Abbiamo intervistato il pasticcere docente del corso per capire cosa ne pensa della formazione nel mondo della pasticceria.

Andrea Monti, nato ad Alessandria, si è formato a Genova e specializzato in pasticceria a Torino. Ha poi iniziato la sua carriera professionale negli storici laboratori Signorelli e Giraudi della sua città di origine. Da quel momento ha viaggiato molto. È stato collaboratore a Cortina di Cristian Beduschi, campione del mondo di pasticceria nel 1997 e a Milano si è occupato di catering per la moda e per la Formula 1. Nel 2001, dopo ulteriori esperienze presso importanti catene alberghiere alle Maldive e a Torino, ha aperto una sua Cioccolateria Pasticceria in via Monferrato 5 a Torino.

La pasticceria di Andrea è orientata verso un continuo processo di ricerca che si esprime in un equilibrato mix tra la tradizione piemontese e la tendenza internazionale contemporanea.

Tutta la sua produzione si contraddistingue per la qualità delle materie prime e la presentazione raffinata. “Ho notato che i ragazzi di oggi sono veramente interessati” ci dice Andrea “utilizzano molto il telefono, comunicano con le immagini; per loro molte volte un dolce è un’immagine”  

Oltre a essere un pasticcere oramai affermato, da alcuni anni si dedica anche all’insegnamento. Come è nata in lei l’idea di fare formazione? Cosa la spinge?

Molti anni fa facevo parte della “Piccola Tavola” di Slow Food, quando ancora si chiamava Arcigola. Con loro ho iniziato a tenere dei corsi per casalinghe che oltre a essere di natura pratica avevano anche una base culturale. Il responsabile dei corsi era un gastronomo che studiava i piatti e le ricette da proporre. Questi erano tutti molto semplici ma ognuno aveva una lunga storia alle spalle. Da lì in poi mi sono appassionato moltissimo all’insegnamento. Mi interessava capire cosa potesse esserci dietro ogni singola preparazione ed essere in grado di trasmetterlo. 

Quali sono state le maggiori difficoltà che ha trovato nelle prime fasi di insegnamento?

Spesso la difficoltà sta nel portare una tecnica o preparazione che sai fare bene nella pratica ad un livello puramente teorico; processo difficile ma che è servito molto a migliorare me stesso. Spesso a frequentare i corsi ci sono persone con differenti esigenze: semplici appassionati, giovani pasticceri, cuochi che vogliono approfondire anche il mondo della pasticceria. La sfida è soddisfare le richieste e le aspettative di tutti.

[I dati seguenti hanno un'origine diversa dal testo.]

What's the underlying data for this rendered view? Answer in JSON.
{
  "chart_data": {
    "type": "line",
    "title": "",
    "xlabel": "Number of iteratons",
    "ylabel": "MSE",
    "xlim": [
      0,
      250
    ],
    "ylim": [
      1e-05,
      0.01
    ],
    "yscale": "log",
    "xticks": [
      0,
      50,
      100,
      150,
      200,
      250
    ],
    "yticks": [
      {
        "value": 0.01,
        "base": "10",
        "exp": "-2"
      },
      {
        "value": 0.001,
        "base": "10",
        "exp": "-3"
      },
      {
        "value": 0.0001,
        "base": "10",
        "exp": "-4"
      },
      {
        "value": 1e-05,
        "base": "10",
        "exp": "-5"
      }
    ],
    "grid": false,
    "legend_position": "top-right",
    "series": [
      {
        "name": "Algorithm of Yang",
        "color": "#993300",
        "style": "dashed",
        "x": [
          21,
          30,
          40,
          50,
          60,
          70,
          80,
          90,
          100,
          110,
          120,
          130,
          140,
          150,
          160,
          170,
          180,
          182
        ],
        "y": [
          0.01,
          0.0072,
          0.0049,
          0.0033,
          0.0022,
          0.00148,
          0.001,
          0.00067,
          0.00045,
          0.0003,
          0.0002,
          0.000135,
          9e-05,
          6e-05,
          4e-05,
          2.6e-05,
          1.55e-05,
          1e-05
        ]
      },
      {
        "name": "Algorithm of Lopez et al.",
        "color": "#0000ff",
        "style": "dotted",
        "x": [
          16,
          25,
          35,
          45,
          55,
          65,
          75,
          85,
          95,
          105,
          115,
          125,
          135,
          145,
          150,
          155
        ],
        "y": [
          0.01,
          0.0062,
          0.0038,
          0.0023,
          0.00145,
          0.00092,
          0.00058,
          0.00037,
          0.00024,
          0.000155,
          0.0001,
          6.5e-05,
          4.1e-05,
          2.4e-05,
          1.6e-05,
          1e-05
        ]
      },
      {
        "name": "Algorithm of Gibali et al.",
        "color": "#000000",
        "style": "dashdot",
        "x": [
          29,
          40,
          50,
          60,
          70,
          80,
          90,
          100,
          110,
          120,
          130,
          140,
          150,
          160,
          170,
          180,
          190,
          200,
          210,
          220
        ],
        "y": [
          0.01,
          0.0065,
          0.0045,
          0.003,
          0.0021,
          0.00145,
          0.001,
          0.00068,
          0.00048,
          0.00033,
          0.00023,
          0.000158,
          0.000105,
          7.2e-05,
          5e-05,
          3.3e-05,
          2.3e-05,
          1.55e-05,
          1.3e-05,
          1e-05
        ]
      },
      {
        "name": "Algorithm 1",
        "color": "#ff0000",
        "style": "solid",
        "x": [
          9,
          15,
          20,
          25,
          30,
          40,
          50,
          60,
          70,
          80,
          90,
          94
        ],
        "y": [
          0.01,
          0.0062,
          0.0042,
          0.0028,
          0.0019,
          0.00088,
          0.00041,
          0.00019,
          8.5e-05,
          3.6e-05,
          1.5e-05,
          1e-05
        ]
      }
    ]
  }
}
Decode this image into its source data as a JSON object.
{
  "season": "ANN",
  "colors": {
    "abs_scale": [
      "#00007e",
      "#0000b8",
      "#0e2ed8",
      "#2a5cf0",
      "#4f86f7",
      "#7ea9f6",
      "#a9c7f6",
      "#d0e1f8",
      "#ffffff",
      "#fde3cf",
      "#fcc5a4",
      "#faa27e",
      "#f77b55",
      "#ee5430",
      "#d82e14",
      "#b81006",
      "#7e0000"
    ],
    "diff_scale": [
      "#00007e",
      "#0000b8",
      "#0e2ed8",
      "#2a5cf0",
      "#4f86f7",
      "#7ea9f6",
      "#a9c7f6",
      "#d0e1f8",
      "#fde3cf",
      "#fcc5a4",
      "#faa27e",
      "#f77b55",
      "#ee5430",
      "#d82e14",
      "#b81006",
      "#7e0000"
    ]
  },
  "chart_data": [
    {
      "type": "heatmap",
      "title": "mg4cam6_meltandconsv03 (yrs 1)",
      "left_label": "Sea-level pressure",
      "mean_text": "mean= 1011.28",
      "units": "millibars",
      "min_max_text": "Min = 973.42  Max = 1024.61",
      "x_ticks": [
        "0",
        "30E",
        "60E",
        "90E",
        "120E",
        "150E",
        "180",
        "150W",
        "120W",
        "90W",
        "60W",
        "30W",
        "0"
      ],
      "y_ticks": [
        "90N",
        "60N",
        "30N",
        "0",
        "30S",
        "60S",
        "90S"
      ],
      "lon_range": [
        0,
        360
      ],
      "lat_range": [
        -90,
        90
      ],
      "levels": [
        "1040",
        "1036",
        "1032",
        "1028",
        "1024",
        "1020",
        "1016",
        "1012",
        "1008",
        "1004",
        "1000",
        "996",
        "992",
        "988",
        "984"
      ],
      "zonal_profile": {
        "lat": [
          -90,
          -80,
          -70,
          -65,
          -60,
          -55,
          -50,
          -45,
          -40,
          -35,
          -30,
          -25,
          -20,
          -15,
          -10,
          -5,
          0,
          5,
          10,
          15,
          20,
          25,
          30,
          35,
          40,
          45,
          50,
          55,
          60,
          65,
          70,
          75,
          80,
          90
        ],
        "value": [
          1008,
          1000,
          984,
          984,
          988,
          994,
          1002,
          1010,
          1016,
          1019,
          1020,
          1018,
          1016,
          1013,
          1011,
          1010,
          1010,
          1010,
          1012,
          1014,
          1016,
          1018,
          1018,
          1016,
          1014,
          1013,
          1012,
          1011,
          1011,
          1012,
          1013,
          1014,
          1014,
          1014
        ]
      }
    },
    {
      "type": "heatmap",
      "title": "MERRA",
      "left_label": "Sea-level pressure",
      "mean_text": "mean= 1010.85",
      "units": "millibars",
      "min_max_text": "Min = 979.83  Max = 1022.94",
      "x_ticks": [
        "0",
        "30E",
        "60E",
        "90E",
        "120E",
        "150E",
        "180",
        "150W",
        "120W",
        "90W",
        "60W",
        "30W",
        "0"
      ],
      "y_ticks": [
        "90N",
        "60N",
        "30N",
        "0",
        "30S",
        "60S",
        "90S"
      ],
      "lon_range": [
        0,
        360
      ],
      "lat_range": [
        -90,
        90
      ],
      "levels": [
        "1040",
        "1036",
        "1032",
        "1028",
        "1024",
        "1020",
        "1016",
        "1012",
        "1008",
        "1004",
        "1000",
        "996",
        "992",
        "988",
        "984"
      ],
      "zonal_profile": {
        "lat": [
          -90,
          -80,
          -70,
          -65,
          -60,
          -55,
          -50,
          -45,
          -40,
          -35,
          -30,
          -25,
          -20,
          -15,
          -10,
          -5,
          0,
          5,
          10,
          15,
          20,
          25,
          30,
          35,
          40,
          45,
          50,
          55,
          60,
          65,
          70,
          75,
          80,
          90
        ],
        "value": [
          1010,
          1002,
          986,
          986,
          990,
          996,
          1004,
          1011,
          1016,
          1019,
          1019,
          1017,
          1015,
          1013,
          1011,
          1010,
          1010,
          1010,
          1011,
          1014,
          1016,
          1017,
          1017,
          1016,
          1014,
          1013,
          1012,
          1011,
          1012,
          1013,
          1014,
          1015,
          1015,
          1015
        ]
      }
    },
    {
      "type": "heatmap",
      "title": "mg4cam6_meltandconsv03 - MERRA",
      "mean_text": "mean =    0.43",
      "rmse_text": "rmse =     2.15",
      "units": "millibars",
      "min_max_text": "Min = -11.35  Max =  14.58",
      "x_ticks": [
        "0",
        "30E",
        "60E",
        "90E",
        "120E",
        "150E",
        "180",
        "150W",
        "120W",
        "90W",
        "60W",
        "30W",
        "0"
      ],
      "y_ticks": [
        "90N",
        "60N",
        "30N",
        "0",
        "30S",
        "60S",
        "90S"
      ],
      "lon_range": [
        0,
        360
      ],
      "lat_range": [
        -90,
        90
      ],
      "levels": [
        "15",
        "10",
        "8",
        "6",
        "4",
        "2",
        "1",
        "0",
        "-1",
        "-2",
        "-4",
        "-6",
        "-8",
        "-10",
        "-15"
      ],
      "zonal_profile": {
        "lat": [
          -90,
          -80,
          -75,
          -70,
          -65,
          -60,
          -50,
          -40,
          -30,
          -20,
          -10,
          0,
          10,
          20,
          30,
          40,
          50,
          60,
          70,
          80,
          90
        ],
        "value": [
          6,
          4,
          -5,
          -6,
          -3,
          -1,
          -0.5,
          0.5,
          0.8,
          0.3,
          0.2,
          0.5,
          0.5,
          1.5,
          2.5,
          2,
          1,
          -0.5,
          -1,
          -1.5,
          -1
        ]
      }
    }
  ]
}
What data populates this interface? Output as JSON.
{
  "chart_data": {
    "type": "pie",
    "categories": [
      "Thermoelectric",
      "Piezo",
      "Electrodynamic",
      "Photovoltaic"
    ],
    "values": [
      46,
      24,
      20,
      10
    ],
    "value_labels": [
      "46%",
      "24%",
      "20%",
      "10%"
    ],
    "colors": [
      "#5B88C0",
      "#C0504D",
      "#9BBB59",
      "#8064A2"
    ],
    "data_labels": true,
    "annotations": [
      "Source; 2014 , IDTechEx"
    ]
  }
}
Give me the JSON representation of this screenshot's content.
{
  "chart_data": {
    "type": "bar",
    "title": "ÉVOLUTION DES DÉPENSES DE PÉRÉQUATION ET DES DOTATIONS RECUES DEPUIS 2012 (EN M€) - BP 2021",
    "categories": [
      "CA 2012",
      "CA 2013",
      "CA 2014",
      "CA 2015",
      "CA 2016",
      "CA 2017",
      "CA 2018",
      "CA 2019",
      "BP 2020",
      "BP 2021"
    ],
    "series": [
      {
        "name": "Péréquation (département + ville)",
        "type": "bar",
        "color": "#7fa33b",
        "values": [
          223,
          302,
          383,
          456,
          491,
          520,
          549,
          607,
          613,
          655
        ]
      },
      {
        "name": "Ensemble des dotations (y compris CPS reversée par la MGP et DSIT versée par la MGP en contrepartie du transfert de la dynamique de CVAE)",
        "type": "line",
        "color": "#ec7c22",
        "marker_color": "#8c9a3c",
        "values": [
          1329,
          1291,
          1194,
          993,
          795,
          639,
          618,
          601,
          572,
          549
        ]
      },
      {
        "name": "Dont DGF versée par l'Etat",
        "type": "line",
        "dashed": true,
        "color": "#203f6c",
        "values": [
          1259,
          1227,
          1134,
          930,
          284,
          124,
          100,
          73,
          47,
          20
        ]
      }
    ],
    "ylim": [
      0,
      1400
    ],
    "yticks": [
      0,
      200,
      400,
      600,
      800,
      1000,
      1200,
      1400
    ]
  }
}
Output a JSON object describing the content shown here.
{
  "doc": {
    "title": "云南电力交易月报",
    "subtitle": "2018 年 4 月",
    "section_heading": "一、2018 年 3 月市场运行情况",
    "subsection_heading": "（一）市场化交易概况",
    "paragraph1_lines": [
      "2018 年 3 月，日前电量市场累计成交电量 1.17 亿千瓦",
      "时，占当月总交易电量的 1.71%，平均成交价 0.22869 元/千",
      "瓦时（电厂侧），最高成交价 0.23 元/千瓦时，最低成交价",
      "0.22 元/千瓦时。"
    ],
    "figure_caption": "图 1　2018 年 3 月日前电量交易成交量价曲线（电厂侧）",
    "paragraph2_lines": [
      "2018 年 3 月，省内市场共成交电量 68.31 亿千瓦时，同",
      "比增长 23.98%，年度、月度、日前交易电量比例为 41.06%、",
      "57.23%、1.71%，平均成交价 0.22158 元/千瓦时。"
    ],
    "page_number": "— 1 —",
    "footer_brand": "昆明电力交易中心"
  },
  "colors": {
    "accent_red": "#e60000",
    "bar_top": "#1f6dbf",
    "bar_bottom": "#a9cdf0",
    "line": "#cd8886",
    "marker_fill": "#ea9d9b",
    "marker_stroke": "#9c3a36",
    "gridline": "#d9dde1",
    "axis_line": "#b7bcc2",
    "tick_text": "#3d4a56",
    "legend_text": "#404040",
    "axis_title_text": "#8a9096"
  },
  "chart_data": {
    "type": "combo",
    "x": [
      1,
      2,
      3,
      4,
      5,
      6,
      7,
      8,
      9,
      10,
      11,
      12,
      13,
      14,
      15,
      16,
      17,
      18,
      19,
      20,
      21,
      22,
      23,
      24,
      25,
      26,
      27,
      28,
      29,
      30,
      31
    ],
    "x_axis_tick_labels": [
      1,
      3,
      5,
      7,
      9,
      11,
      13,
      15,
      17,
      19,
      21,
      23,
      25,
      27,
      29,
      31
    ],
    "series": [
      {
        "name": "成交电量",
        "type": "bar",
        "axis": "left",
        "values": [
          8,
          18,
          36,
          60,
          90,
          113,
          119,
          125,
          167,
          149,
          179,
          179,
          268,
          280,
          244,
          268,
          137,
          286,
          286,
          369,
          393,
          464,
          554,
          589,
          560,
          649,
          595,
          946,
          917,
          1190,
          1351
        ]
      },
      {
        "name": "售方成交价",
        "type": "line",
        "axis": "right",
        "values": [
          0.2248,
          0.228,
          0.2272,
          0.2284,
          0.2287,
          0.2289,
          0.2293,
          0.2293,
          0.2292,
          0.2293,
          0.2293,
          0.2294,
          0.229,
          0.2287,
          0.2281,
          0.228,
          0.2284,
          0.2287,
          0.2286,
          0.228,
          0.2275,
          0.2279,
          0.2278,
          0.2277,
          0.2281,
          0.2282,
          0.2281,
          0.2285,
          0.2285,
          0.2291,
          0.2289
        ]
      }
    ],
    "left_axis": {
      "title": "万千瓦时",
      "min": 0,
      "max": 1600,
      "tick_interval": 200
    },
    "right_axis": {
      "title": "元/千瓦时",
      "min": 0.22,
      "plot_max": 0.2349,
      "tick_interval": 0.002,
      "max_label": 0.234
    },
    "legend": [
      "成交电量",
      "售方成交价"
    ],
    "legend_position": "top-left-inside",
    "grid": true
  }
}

Oltre alle tecniche, le ricette fondamentali e il saper riconoscere le materie prime di qualità cosa ritiene importante trasmettere ai suoi allievi?

Tra i miei allievi, spesso i ragazzi hanno un’idea del mondo della pasticceria del tutto lontana dalla realtà. Il mio obiettivo è sempre stato quello di far loro capire che la pasticceria non è solo la realizzazione di una torta o di una decorazione. Dietro c’è tutto un lavoro ordinario e quotidiano di ricerca, sacrificio e dedizione.

Il mondo della cucina, incluso il settore della pasticceria, è in continua evoluzione e rivoluzione. Quanto è importante quindi aggiornarsi? Lei come fa a rimanere sempre al passo con i tempi?

La pasticceria si evolve velocemente. Ogni quattro o cinque anni subisce una rivoluzione sia dal punto di vista tecnico che tecnologico. Un esempio è la nuova stampistica che è entrata sul mercato in maniera consistente oppure nuove tecniche di ottenimento di determinati prodotti o nuove materie prime. Per tenermi aggiornato acquisto e consulto spesso i nuovi testi e le riviste di settore e seguo come allievo i corsi tenuti dai migliori e più quotati professionisti. Infatti recentemente ho conseguito il diploma di Chocolate Taster con Monica Meschini. Poi di natura sono molto curioso e, viaggiando spesso sia in Europa che in America, ho l’occasione di vedere come lavorano altri pasticceri così da poter trarre da loro spunti interessanti per i miei esperimenti e le mie nuove creazioni.

Il corso Professione Pasticcere, organizzato dalla Città del gusto di Torino, avrà tra i suoi docenti proprio Andrea Monti. Sarà un’occasione per entrare nel mondo della pasticceria professionale e, per chi è già inserito nel settore, un’opportunità per approfondire e scoprire nuove preparazioni.